December 9, 2009 by admin  
Filed under News Stories

December 9, 2009

Natural News

By Mike Adams

The fragility of our modern human civilization did not become clear to me until I began living full-time in South America. As a resident of Vilcabamba, Ecuador, I’ve grown accustomed to the idea of knowing where the things I consume come from.

The water I drink, for example, comes from a hole in the ground that taps into a water table replenished by the clouds hanging over the Podocarpus National Forest to the East. I can make a logical connection between the clouds, the rainfall, and the water in my glass. And if the well pump fails, I know I can always carry a bucket to the river a few hundred meters away and scoop up virtually unlimited quantities of water that recently fell out of the sky.

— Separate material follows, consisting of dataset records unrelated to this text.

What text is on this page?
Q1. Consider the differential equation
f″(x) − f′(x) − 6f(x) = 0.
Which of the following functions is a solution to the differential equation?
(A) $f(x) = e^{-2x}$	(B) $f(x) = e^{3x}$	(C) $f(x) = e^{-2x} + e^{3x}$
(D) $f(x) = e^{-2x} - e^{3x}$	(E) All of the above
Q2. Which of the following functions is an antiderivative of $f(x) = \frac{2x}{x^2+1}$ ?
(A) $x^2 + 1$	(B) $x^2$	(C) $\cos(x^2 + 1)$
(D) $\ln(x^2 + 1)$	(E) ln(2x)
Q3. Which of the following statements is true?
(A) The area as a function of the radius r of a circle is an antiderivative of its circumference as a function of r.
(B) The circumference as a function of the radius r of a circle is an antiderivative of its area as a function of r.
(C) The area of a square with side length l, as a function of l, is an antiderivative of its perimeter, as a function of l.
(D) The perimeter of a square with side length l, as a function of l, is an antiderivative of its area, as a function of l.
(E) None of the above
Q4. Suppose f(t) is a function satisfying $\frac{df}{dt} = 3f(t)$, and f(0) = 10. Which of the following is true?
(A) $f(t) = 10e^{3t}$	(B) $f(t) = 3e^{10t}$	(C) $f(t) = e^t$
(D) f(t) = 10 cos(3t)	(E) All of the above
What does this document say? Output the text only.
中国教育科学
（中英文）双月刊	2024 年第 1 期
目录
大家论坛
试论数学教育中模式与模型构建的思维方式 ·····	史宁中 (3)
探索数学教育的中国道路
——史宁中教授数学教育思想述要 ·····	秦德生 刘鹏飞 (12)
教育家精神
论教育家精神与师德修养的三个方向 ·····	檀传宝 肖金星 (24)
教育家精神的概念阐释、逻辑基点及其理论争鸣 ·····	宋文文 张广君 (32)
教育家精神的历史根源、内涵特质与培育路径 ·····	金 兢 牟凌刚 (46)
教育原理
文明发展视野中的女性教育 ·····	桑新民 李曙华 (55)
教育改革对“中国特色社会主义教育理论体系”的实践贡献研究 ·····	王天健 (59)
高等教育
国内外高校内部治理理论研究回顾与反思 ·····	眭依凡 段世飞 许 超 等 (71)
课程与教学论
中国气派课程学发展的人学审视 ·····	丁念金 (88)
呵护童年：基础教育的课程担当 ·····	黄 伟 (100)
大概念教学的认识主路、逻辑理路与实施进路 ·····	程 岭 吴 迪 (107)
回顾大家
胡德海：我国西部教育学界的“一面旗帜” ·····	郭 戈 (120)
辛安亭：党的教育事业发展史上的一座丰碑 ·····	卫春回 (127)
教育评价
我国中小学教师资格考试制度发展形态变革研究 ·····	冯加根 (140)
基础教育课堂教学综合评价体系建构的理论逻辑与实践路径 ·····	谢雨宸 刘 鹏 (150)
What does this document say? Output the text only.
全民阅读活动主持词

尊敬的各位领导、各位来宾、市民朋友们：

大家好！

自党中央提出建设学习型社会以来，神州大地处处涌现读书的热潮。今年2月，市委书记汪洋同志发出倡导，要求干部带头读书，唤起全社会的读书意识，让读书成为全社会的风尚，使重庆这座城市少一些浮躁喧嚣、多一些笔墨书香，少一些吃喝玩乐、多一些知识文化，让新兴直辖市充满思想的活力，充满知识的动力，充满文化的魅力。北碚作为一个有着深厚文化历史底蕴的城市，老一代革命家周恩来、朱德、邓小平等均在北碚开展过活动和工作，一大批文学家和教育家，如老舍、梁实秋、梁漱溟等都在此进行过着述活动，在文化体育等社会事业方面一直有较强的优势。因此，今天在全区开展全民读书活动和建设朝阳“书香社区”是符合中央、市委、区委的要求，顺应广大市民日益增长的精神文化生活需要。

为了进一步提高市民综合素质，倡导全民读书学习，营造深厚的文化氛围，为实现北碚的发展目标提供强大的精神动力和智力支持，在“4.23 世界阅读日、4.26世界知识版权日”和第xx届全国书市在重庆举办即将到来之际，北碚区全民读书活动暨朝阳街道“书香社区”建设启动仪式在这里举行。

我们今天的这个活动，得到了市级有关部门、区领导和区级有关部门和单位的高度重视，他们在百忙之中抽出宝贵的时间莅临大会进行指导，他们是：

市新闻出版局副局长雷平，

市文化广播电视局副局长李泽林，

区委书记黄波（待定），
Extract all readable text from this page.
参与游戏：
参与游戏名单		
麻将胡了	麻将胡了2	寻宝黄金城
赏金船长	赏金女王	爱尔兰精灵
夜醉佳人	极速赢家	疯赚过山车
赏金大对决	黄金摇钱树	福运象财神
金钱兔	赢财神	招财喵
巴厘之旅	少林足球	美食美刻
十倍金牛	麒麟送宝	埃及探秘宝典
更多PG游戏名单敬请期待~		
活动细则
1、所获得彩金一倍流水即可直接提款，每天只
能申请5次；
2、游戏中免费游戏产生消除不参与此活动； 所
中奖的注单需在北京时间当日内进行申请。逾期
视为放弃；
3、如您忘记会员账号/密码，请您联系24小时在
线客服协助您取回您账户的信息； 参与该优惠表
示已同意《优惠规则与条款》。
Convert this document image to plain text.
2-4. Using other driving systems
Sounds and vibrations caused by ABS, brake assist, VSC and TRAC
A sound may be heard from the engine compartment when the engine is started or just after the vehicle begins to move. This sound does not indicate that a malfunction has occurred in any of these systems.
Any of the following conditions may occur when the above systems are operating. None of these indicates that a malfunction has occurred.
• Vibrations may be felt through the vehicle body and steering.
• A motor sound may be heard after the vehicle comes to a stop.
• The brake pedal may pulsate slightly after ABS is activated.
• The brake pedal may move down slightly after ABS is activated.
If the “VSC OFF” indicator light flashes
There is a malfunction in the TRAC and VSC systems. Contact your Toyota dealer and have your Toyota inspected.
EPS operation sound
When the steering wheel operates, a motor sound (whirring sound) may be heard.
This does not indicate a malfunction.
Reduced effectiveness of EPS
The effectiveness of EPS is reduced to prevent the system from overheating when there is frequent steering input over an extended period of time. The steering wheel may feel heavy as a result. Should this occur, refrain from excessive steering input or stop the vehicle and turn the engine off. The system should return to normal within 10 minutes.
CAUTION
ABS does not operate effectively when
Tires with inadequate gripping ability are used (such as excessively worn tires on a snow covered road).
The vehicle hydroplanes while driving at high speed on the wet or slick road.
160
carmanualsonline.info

During a recent trip to Tucson, however, I found myself hesitating when I turned on the kitchen fauctet. I paused, marveling at the magic of this water which apparently appears from nowhere. And it’s always there, reliable and uninterrupted. That’s when I noticed myself asking the commonsense question: “Where does the water come from around here?”

I had no idea.

The realization astonished me. I lived in Tucson for over five years and yet the thought suddenly occurred to me that if the water stopped magically flowing out of these pipes, I had absolutely no idea where to physically find water beyond the bottled water in the grocery stores, and that wouldn’t last very long.

Sure, I know where the rivers are in Tucson, but these desert rivers are bone dry river beds for all but a few days of the year. And yes, I know how to get water out of cactus, but it’s hard work, and the water isn’t pure water. Try to live off cactus juice for a few days and you’ll end up with severe diarrhea (which is dehydrating).